暫し考え、埒が明かないと気付くと、佐波は自分よりもよっぽど詳しいであろう目前の少年に問った。
「梓星様は、こちらに来られる前は、最上閣にいらしたのでしょうか」
「ああ、そうだが?」
「ということは、その男娼というのは、所謂”大夫[だゆう]”だったというわけでしょうか」
男娼大夫と遊女花魁。どちらも遊郭の一番人気、品も格も全てが最上と認められた者のことだ。
当たり前だが、相応に美しく博識でなければ務まらない。彼らは遊郭の生きる看板であるから、郭主はを挙[こぞ]って飾り立て、贅の限りを与えるそうだ。部屋だって最上級…つまるところの最上閣に逐[お]わすのが自然というもの。そう思っての言葉だったが、何故だか梓星は困惑したように眉根を寄せた。
「大夫だったというか……大夫になった、というか…」
「”なった”?」
「…お前、知らないのか?」
不審気に問われて、ぎくりとする。もしかして、何か常識という名の地雷を踏んでしまったのだろうか。
言葉を探して視線を彷徨わせた佐波をどう思ったのか(恐らくまた勝手に推測を働かせたのだろうが)梓星は「ああ…」と同情の視線を寄越し、
「そうか、お前はまだ遊郭[ここ]に来て日が短いのだったな…」
知らないのも無理は無い、と慈悲深い声で呟かれて、佐波は余計に心拍数が上がるのを痛い程感じながら、こくりと頷いた。ここに来て数日なのは嘘ではないし、彼が思っている通り、遊郭に突き出される日もそう遠くない(らしい)。それでもなんとなく嘘をついている気分になって俯くと、それも梓星は都合良く受け取ってくれた。

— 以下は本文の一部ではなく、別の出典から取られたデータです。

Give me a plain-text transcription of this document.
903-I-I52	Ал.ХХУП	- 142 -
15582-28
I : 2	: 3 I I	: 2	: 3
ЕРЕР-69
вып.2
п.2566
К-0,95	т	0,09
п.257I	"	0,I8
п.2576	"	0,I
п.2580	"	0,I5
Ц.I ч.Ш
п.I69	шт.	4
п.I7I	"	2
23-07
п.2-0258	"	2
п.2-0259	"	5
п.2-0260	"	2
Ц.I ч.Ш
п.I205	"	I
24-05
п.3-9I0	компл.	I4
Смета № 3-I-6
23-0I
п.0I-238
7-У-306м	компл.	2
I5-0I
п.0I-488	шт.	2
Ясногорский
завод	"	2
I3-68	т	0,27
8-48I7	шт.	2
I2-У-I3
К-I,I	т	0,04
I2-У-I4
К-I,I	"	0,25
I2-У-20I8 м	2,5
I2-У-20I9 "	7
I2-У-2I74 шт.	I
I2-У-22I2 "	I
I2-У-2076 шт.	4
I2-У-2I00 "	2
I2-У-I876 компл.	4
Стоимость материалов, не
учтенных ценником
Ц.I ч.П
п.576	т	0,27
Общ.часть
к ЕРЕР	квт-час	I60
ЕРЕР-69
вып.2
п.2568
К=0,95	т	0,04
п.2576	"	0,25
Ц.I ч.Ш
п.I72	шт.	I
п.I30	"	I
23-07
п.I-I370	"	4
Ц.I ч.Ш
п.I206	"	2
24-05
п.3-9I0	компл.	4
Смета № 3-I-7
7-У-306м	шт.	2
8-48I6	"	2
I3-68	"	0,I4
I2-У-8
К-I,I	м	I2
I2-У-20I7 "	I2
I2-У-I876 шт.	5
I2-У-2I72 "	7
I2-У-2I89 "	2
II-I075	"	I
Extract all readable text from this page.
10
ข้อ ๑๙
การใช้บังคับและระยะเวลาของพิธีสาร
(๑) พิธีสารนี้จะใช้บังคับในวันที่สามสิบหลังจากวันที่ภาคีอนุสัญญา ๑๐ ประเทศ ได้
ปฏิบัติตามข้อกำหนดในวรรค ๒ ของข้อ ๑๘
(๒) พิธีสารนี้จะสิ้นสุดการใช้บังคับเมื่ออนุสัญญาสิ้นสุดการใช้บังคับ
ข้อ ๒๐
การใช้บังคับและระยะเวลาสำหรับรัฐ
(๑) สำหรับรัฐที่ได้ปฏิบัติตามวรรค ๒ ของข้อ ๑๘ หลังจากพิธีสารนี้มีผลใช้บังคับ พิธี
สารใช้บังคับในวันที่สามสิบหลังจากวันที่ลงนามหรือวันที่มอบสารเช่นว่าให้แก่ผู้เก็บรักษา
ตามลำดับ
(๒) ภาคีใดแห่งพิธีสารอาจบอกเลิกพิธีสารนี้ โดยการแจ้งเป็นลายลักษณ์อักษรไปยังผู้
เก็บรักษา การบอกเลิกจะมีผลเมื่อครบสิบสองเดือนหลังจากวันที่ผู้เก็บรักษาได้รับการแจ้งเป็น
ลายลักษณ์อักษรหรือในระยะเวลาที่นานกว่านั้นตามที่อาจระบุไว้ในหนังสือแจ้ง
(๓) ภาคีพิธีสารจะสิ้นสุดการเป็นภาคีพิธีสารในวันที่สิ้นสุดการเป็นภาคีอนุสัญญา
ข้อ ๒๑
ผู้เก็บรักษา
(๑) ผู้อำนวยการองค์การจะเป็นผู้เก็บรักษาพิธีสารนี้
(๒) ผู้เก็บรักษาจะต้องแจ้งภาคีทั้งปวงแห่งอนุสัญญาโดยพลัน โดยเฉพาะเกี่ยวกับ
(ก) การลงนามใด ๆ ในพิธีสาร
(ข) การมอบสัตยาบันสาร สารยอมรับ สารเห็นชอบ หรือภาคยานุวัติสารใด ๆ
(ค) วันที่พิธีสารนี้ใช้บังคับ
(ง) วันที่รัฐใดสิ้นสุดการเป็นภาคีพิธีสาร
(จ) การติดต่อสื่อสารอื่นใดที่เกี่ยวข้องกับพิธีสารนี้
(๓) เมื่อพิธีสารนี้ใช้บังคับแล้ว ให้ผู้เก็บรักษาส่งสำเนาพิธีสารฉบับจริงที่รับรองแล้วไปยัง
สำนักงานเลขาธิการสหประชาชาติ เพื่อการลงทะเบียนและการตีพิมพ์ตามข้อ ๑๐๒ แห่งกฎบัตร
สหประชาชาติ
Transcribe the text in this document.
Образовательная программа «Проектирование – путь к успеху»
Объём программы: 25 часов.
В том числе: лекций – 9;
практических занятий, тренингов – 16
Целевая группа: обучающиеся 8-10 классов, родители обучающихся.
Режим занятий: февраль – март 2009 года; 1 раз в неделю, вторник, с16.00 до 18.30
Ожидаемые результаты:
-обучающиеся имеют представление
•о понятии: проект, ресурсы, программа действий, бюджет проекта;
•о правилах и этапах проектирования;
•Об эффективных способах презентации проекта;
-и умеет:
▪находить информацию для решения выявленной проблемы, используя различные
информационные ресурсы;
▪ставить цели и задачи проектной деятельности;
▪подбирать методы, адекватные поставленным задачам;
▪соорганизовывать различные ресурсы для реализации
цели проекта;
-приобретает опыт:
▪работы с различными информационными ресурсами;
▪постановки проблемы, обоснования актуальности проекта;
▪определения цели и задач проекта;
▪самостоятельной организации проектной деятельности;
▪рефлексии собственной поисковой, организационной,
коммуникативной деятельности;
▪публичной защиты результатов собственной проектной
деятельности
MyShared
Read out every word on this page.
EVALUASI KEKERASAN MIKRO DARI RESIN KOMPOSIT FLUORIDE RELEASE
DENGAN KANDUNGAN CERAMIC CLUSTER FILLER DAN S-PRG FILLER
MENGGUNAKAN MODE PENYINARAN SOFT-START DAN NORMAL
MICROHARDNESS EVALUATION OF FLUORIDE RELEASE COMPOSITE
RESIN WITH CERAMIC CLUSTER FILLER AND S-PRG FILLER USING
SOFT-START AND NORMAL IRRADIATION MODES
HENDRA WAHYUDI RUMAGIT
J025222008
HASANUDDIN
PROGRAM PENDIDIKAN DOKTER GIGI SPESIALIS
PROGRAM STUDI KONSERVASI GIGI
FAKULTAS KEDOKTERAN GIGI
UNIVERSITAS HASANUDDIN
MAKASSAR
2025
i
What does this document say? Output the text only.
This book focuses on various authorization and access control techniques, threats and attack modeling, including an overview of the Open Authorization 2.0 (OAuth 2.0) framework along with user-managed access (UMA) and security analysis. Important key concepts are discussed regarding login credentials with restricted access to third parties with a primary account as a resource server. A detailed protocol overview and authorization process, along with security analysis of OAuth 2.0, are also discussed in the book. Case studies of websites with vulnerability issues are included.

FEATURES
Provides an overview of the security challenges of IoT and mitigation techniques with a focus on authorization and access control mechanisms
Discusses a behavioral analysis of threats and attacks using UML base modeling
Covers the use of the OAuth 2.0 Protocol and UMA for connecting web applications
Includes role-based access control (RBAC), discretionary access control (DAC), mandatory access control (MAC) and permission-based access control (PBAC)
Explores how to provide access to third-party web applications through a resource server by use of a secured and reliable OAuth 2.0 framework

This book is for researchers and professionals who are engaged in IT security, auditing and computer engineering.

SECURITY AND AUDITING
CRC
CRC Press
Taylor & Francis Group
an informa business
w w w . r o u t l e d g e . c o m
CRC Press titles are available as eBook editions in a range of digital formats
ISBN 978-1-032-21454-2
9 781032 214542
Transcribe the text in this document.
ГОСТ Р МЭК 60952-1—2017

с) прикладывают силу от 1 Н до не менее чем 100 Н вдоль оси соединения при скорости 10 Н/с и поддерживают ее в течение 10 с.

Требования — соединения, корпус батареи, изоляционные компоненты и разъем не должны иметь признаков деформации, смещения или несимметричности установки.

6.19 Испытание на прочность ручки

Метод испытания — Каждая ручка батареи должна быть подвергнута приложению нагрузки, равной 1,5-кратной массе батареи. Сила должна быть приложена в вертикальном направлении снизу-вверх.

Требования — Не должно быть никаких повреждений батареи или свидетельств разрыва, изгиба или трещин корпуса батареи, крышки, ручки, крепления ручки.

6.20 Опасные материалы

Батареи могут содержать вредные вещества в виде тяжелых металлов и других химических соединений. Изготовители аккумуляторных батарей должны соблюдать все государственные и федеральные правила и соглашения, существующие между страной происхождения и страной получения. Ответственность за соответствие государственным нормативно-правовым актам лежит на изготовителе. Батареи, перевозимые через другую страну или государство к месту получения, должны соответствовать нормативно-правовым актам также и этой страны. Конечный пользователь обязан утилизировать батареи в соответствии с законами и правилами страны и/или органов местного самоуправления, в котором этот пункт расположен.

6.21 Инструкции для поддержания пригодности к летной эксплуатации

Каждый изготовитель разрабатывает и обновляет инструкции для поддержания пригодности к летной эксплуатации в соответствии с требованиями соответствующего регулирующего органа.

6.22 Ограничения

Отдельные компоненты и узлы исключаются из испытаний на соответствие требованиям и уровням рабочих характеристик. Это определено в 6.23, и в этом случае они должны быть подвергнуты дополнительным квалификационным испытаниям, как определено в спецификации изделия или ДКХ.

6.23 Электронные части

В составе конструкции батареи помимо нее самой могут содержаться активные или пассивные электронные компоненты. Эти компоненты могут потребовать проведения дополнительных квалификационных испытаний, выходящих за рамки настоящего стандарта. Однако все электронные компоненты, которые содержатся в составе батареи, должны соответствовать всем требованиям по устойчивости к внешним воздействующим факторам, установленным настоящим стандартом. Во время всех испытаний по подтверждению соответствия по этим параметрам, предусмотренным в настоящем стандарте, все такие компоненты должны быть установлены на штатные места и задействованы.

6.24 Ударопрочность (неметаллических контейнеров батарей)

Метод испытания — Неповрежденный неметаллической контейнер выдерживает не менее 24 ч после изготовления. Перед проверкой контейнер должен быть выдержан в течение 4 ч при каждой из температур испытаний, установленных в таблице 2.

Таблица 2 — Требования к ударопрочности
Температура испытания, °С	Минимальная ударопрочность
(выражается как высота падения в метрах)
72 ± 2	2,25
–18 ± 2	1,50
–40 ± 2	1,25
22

「す、すまない…辛いことを思い出させたか…。その怪我も、掟を知らなかったが故なのだろう…惨いことだ…」
「ええっと、ええっと…!そ、それで、”なった”というのは…?」
どのような惨い想像をしているのか、曲解が進み過ぎて涙まで浮かべ始めた梓星に慌てて先を促す。
梓星も我に返ったようで、表情を引き締めて頷いた。
「ああ、そもそも、この遊郭街には”遊女花魁”はいても、”男娼大夫”は常時存在するわけではない」
「…?いつも居るわけではないと?」
「そうだ」
首を傾げる佐波に、梓星は明確に言葉を紡いだ。